Every human being’s right to life is threatened by the existence and active deployment of the most destructive weapons ever devised--nuclear, biological and chemical weapons. The lives and health of millions of people are jeopardized daily by landmines, which kill and maim indiscriminately, and continue to do so for decades after the cessation of a conflict.

Denial of Dignity

Respect for human dignity is an essential element of health and well being of all people. In clinical settings, failure to respect dignity has stigmatized people with conditions such as HIV/AIDS and mental or physical disabilities and resulted in denial of access to appropriate treatment and/or being subjected to inappropriate clinical interventions or unwarranted long term institutionalization.

Unethical Research Practices

Conventional practices in biomedical and behavioral research all too often violate human rights. Contemporary medical research studies often lack adequate informed consent procedures and have disproportionate risks in relationship to benefits. Some members of the medical research community continue to use disenfranchised and vulnerable populations for human experimentation at great detriment to their physical and mental health.

Lack of Education

Although education is one of the strongest predictors of health status and an intrinsic quality of well being, more than 900 million adults are illiterate, two-thirds of whom are women, and more than 300 million children are not in primary or secondary school. Health professionals should promote adequate standards of education, which include human rights concerns, because these standards promote health and dignity of all members of the human family.

Exposure to Dangerous Environment

Prevention of environmental hazards, and mitigation of these hazards where they exist, are critical factors in the promotion of health and the prevention of illness. Selective pollution of areas in which poor or minority people or others susceptible to discrimination live, often termed “environmental injustice,” is an egregious form of denial of human rights.
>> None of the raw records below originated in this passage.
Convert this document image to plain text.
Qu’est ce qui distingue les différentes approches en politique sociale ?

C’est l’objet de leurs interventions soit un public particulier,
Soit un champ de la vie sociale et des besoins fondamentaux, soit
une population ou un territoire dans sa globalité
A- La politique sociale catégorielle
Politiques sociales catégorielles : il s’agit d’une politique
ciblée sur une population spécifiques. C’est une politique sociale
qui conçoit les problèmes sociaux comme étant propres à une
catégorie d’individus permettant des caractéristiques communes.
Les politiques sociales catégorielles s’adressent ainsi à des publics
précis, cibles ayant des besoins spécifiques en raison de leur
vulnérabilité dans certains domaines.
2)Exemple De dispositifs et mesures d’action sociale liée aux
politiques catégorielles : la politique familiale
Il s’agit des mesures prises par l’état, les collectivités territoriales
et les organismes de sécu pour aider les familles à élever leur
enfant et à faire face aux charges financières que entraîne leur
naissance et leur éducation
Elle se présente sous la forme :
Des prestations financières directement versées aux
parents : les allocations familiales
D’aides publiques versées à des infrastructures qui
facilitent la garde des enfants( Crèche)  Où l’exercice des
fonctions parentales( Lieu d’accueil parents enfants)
Denial of Freedom of Expression

Promoting and protecting human rights is fundamental to promoting and protecting health. Too many nations suppress the independence of the health professions and the uncensored voices of medical and public health officials, compromising the ability to contain the spread of disease, sustain vaccination and immunization programs, address humanitarian emergencies, raise alarms about environmental threats to health, and put into place effective health policies and programs that reach all members of affected populations.